Study on molecular structure and association behaviour of heavy subfractions of vacuum residue by an improved separation method

Vacuum residue (VR) is the most complex component of crude oil. Due to the special structure of heavy subfractions, physical aggregation and chemical coking reactions easily occur through molecular force, which affects the normal processing. Therefore, in-depth study and analysis of their composition, structure and association behaviours are particularly important. In view of the shortcomings of the traditional separation method in terms of separation accuracy, mainly including the purification of asphaltenes and the poor separation of resins. In this paper, a reasonably improved separation method is adopted, and the multi-stage asphaltene extraction and the multi-stage silica gel coupling separation are carried out innovatively, which achieves a high yield of 99% while ensuring the separation accuracy. The samples were characterized by elemental analysis (EA), gel permeation chromatography (GPC), Fourier-transform infrared spectroscopy (FT-IR), hydrogen nuclear magnetic resonance spectroscopy (¹H-NMR), X-ray photoelectron spectroscopy (XPS), X-ray diffraction (XRD), and scanning electron microscope (SEM) to study their structural characteristics and association behaviours. The results show that the main forms of heteroatoms in asphaltene and resin surface are C-O-C, C-OH, pyridine, pyrrole, and thiophene, and the content of these substances is higher in asphaltene. Compared with resins, asphaltenes contain a more peri-condensed aromatic structure and shorter alkyl substituent side chains.

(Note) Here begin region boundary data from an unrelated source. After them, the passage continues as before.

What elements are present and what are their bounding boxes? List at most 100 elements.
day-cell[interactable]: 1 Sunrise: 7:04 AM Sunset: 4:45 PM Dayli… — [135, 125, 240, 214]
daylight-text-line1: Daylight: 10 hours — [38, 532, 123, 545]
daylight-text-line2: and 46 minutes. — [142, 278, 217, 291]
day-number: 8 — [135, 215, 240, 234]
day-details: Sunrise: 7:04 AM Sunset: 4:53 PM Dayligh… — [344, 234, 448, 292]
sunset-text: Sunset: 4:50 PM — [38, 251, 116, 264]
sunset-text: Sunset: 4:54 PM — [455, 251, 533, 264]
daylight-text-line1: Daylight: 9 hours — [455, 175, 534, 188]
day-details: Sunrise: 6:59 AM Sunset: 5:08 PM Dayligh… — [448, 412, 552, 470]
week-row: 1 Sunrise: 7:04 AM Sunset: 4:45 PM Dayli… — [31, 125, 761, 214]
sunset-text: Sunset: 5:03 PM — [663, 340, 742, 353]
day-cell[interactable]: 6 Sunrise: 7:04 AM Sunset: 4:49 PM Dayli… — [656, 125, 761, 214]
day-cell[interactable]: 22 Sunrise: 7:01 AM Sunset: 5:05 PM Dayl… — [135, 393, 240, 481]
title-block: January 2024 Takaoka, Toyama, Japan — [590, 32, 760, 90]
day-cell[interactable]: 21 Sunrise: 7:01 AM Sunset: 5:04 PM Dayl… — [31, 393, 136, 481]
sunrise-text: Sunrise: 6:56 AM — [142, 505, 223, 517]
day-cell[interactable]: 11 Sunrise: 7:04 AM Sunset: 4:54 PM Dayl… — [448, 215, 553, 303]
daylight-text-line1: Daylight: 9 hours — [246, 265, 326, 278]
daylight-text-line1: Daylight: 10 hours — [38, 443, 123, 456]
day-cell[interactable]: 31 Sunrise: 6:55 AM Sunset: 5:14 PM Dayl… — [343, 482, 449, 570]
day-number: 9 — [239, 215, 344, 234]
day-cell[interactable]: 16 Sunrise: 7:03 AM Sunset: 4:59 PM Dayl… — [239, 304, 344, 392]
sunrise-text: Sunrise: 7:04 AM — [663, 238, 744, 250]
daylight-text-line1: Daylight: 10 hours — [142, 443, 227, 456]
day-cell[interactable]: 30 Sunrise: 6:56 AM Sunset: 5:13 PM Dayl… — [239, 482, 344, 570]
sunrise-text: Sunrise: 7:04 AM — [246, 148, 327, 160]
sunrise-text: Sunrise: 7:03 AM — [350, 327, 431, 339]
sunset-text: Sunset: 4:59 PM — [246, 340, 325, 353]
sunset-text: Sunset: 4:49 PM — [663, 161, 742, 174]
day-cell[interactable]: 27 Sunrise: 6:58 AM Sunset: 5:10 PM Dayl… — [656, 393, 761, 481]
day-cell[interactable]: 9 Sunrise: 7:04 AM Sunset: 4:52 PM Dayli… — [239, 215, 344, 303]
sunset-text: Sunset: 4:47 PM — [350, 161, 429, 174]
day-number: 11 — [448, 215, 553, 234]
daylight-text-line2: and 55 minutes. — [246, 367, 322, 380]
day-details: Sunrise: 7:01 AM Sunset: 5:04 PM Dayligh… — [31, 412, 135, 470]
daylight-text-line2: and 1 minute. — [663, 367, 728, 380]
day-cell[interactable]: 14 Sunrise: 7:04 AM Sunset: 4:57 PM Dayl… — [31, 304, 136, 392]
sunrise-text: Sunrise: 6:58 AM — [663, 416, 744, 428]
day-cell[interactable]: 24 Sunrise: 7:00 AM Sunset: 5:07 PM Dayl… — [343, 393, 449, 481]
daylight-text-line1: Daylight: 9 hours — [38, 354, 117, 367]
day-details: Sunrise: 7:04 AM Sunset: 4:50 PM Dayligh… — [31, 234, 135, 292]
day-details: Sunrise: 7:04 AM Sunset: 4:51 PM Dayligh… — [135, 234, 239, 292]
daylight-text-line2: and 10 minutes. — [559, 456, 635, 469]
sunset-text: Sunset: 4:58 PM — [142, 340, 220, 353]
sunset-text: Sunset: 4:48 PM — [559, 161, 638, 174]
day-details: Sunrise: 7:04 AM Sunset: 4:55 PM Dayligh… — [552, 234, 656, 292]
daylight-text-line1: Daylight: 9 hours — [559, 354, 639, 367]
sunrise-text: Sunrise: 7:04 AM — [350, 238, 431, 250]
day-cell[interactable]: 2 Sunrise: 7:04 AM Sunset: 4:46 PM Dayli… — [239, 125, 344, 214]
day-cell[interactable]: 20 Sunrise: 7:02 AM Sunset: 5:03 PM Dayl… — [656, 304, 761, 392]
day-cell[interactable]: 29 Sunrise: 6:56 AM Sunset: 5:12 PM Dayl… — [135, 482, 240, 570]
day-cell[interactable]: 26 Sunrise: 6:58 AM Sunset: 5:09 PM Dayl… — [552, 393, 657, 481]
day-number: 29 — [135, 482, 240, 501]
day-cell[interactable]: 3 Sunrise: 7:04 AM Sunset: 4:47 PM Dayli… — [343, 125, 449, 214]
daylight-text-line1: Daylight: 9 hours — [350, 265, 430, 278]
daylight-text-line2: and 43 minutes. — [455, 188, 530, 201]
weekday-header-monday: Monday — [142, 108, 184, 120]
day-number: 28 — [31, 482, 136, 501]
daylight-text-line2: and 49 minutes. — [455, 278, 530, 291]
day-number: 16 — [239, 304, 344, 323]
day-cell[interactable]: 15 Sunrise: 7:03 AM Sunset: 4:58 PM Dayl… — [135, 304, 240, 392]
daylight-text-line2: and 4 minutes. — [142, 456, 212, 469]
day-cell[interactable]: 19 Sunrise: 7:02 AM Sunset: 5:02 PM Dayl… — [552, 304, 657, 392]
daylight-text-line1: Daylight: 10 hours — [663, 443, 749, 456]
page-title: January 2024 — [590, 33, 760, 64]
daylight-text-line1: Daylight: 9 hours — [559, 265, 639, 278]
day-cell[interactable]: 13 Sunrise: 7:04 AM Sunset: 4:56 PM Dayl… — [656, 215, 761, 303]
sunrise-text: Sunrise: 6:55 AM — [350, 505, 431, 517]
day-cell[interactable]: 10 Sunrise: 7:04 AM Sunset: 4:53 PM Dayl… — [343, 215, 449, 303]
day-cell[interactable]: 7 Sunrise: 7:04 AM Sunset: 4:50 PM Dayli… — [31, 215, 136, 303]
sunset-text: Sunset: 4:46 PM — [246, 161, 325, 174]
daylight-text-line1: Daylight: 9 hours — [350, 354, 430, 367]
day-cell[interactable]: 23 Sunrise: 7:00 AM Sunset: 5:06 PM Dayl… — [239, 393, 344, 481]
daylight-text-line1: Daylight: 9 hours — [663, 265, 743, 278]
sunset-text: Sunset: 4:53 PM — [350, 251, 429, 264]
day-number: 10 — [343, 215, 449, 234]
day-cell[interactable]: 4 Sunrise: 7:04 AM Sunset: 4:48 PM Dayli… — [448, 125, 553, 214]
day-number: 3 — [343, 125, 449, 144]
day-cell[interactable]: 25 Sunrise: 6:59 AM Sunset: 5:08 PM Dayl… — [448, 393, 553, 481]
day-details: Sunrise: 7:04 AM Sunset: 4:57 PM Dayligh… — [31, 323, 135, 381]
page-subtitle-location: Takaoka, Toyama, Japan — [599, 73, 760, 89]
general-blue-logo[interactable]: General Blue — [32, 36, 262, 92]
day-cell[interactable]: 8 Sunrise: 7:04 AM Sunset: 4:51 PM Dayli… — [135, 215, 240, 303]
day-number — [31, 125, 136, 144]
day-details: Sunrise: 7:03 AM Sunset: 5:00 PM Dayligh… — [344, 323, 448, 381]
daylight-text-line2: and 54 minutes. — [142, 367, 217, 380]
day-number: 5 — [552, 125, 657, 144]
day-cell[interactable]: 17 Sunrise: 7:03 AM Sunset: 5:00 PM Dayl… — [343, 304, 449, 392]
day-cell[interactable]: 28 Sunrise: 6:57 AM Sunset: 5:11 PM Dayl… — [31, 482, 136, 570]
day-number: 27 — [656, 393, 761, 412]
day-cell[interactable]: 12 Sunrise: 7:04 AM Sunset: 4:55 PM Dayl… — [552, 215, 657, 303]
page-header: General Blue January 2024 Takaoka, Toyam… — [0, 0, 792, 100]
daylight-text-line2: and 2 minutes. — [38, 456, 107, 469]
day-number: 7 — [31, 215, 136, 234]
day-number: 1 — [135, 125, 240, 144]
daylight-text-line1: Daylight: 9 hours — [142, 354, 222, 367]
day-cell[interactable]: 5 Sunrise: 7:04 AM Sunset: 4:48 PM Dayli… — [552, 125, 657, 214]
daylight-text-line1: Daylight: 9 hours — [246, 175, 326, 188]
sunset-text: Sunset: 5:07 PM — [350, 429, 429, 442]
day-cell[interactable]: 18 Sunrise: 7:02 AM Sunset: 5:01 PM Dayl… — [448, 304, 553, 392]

By studying the hydrogen bond and acid–base interaction, it is found that asphaltene and resin mainly contain OH-OH, OH-π, and OH-ether O, of which the content of OH-OH is the highest. Asphaltene and resin have more neutral and basic substances. These hydrogen bonds and acid–base interactions caused by heteroatoms are the main forces for the association of the heavy subfractions of the VR.